La primera parte del tríptico que plantea el cineasta, un western al uso que recuerda a los filmes de Sergio Leone filmados en España, narra las desventuras de un borracho y despiadado pistolero que llega a un pueblo fronterizo, lleno de muertos, para rescatar a una hija que no desea ser salvada. Mediante una elipsis-viaje temporal al… ¿futuro o al pasado? (como dice el abuelo de Sadie, una de las protagonistas de este relato, “el tiempo es una ficción creada por el hombre”), nos desplazamos a la reserva indígena de los Siux Oglala en Dakota del Sur, filmada al estilo Fargo, en la que una población absolutamente deprimida y lumpenizada busca la protección del coronel contemporáneo, la agente de policía Alaina (también de origen indígena). Mediante otra elipsis mágica, terminamos en las profundidades de las selvas amazónicas para, desde una tradición de cine antropológico que recuerda a Herzog, asistir a los esfuerzos de una comunidad indígena por encontrar oro durante el régimen militar brasileño en 1974.

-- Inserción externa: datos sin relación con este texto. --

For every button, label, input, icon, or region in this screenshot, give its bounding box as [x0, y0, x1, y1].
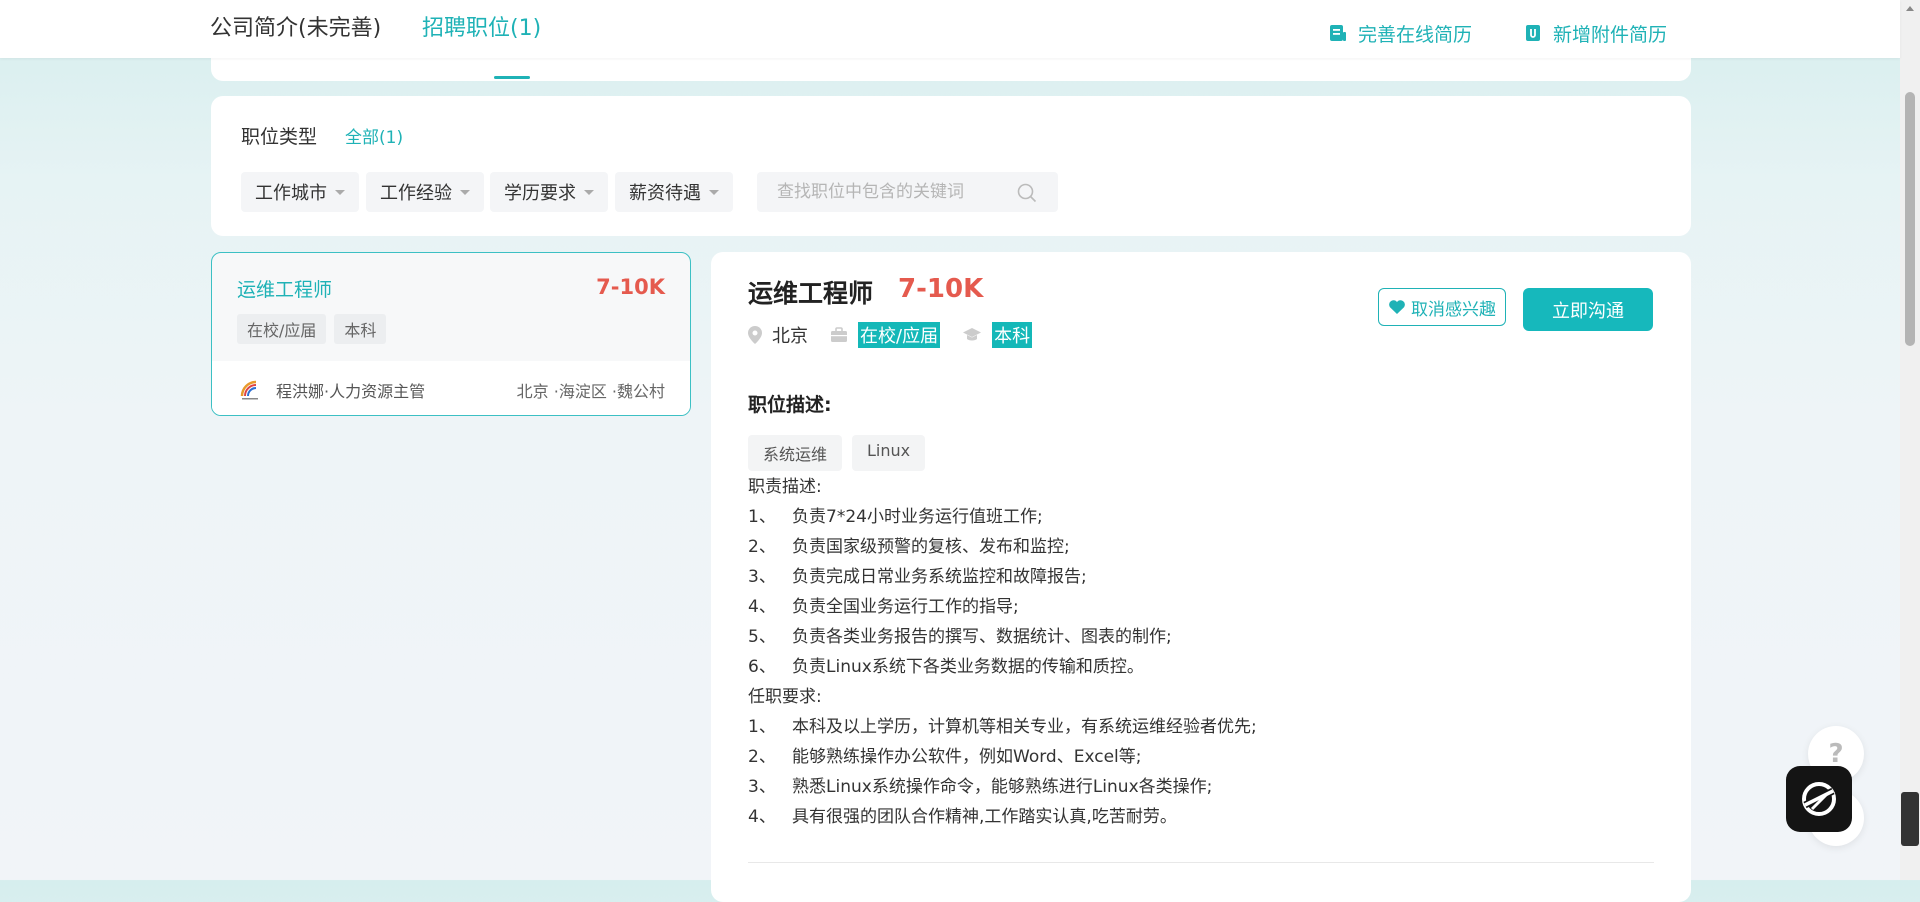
description-line: 6、 负责Linux系统下各类业务数据的传输和质控。	[748, 657, 1144, 677]
add-attachment-resume-button[interactable]: 新增附件简历	[1523, 18, 1667, 48]
active-tab-underline	[494, 76, 530, 79]
job-type-all[interactable]: 全部(1)	[345, 123, 403, 148]
detail-city: 北京	[748, 322, 808, 348]
complete-online-resume-label: 完善在线简历	[1358, 23, 1473, 46]
filter-education-dropdown[interactable]: 学历要求	[490, 172, 608, 212]
caret-down-icon	[335, 189, 345, 195]
question-mark-icon: ?	[1828, 739, 1844, 769]
description-line: 1、 负责7*24小时业务运行值班工作;	[748, 507, 1043, 527]
filter-panel: 职位类型 全部(1) 工作城市 工作经验 学历要求 薪资待遇	[211, 96, 1691, 236]
heart-icon	[1389, 300, 1405, 314]
section-divider	[748, 862, 1654, 863]
description-line: 4、 负责全国业务运行工作的指导;	[748, 597, 1019, 617]
detail-salary: 7-10K	[898, 274, 984, 304]
job-tag: 本科	[334, 314, 387, 344]
detail-meta: 北京 在校/应届 本科	[748, 322, 1054, 348]
recruiter-name: 程洪娜·人力资源主管	[276, 382, 426, 401]
filter-experience-label: 工作经验	[380, 183, 452, 204]
resume-icon	[1330, 25, 1346, 41]
filter-salary-dropdown[interactable]: 薪资待遇	[615, 172, 733, 212]
filter-city-label: 工作城市	[255, 183, 327, 204]
description-line: 2、 负责国家级预警的复核、发布和监控;	[748, 537, 1070, 557]
page-scrollbar[interactable]	[1900, 0, 1920, 880]
chat-now-label: 立即沟通	[1552, 300, 1624, 322]
description-line: 职责描述:	[748, 477, 822, 497]
job-tags: 在校/应届 本科	[237, 314, 387, 344]
chat-now-button[interactable]: 立即沟通	[1523, 288, 1653, 331]
description-line: 3、 熟悉Linux系统操作命令，能够熟练进行Linux各类操作;	[748, 777, 1213, 797]
caret-down-icon	[709, 189, 719, 195]
top-header: 公司简介(未完善) 招聘职位(1) 完善在线简历 新增附件简历	[0, 0, 1900, 58]
description-line: 任职要求:	[748, 687, 822, 707]
filter-city-dropdown[interactable]: 工作城市	[241, 172, 359, 212]
job-card-footer: 程洪娜·人力资源主管 北京 ·海淀区 ·魏公村	[212, 361, 690, 415]
scrollbar-thumb[interactable]	[1905, 92, 1915, 346]
detail-education-label: 本科	[992, 322, 1033, 348]
job-type-label: 职位类型	[241, 126, 318, 148]
detail-city-label: 北京	[772, 326, 808, 347]
job-tag: 在校/应届	[237, 314, 327, 344]
graduation-cap-icon	[963, 328, 982, 341]
skill-tag: 系统运维	[748, 435, 843, 471]
assistant-button[interactable]	[1786, 766, 1852, 832]
skill-tags: 系统运维 Linux	[748, 435, 926, 471]
description-line: 1、 本科及以上学历，计算机等相关专业，有系统运维经验者优先;	[748, 717, 1257, 737]
job-list-item[interactable]: 运维工程师 7-10K 在校/应届 本科 程洪娜·人力资源主管 北京 ·海淀区 …	[211, 252, 691, 416]
detail-experience: 在校/应届	[830, 322, 941, 348]
cancel-interest-button[interactable]: 取消感兴趣	[1378, 288, 1506, 326]
job-description-text: 职责描述: 1、 负责7*24小时业务运行值班工作; 2、 负责国家级预警的复核…	[748, 472, 1257, 832]
company-logo-icon	[240, 380, 258, 400]
caret-down-icon	[584, 189, 594, 195]
filter-experience-dropdown[interactable]: 工作经验	[366, 172, 484, 212]
tab-job-openings[interactable]: 招聘职位(1)	[422, 12, 541, 46]
location-pin-icon	[748, 326, 762, 344]
detail-job-title: 运维工程师	[748, 279, 874, 308]
scroll-up-arrow-icon[interactable]	[1906, 6, 1914, 11]
filter-salary-label: 薪资待遇	[629, 183, 701, 204]
assistant-logo-icon	[1802, 782, 1836, 816]
caret-down-icon	[460, 189, 470, 195]
detail-education: 本科	[962, 322, 1033, 348]
attachment-icon	[1526, 25, 1540, 41]
detail-experience-label: 在校/应届	[858, 322, 941, 348]
skill-tag: Linux	[852, 435, 926, 471]
cancel-interest-label: 取消感兴趣	[1411, 299, 1496, 320]
tab-company-intro[interactable]: 公司简介(未完善)	[210, 12, 381, 46]
keyword-search-input[interactable]	[757, 172, 1007, 212]
side-mini-widget[interactable]	[1901, 792, 1919, 846]
description-line: 5、 负责各类业务报告的撰写、数据统计、图表的制作;	[748, 627, 1172, 647]
job-location: 北京 ·海淀区 ·魏公村	[516, 382, 665, 401]
description-line: 2、 能够熟练操作办公软件，例如Word、Excel等;	[748, 747, 1142, 767]
keyword-search-box	[757, 172, 1058, 212]
job-detail-panel: 运维工程师 7-10K 北京 在校/应届 本科 取消感兴趣 立即沟通 职位描述:…	[711, 252, 1691, 902]
add-attachment-resume-label: 新增附件简历	[1553, 23, 1668, 46]
description-line: 4、 具有很强的团队合作精神,工作踏实认真,吃苦耐劳。	[748, 807, 1177, 827]
filter-education-label: 学历要求	[504, 183, 576, 204]
complete-online-resume-button[interactable]: 完善在线简历	[1328, 18, 1472, 48]
job-title: 运维工程师	[237, 279, 333, 301]
job-description-heading: 职位描述:	[748, 394, 832, 416]
job-salary: 7-10K	[596, 275, 665, 299]
description-line: 3、 负责完成日常业务系统监控和故障报告;	[748, 567, 1087, 587]
search-icon[interactable]	[1016, 182, 1038, 204]
briefcase-icon	[831, 327, 847, 342]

La película de Alonso, esencialmente antidramática, plantea un ritmo contemplativo que no ofrece concesiones, en el que largos planos secuencia transforman poco a poco a los sujetos en espectros ausentes del propio espacio que habitan. El cineasta construye una alegoría crítica sobre la memoria histórica de los pueblos indígenas a lo largo del continente americano y sobre la forma en la que han sido representados, construyendo, desde los propios códigos del género (hasta cierto punto, casi parodiados), un desafío a la tradición del western clásico hollywoodiense. Mientras la película se aleja cada vez más de su punto de origen, asistimos a un proceso reparador, político, en el que los personajes se conectan poéticamente a través de lo ancestral, lo mágico. Para Lisandro Alonso, el cine entra en esa misma categoría.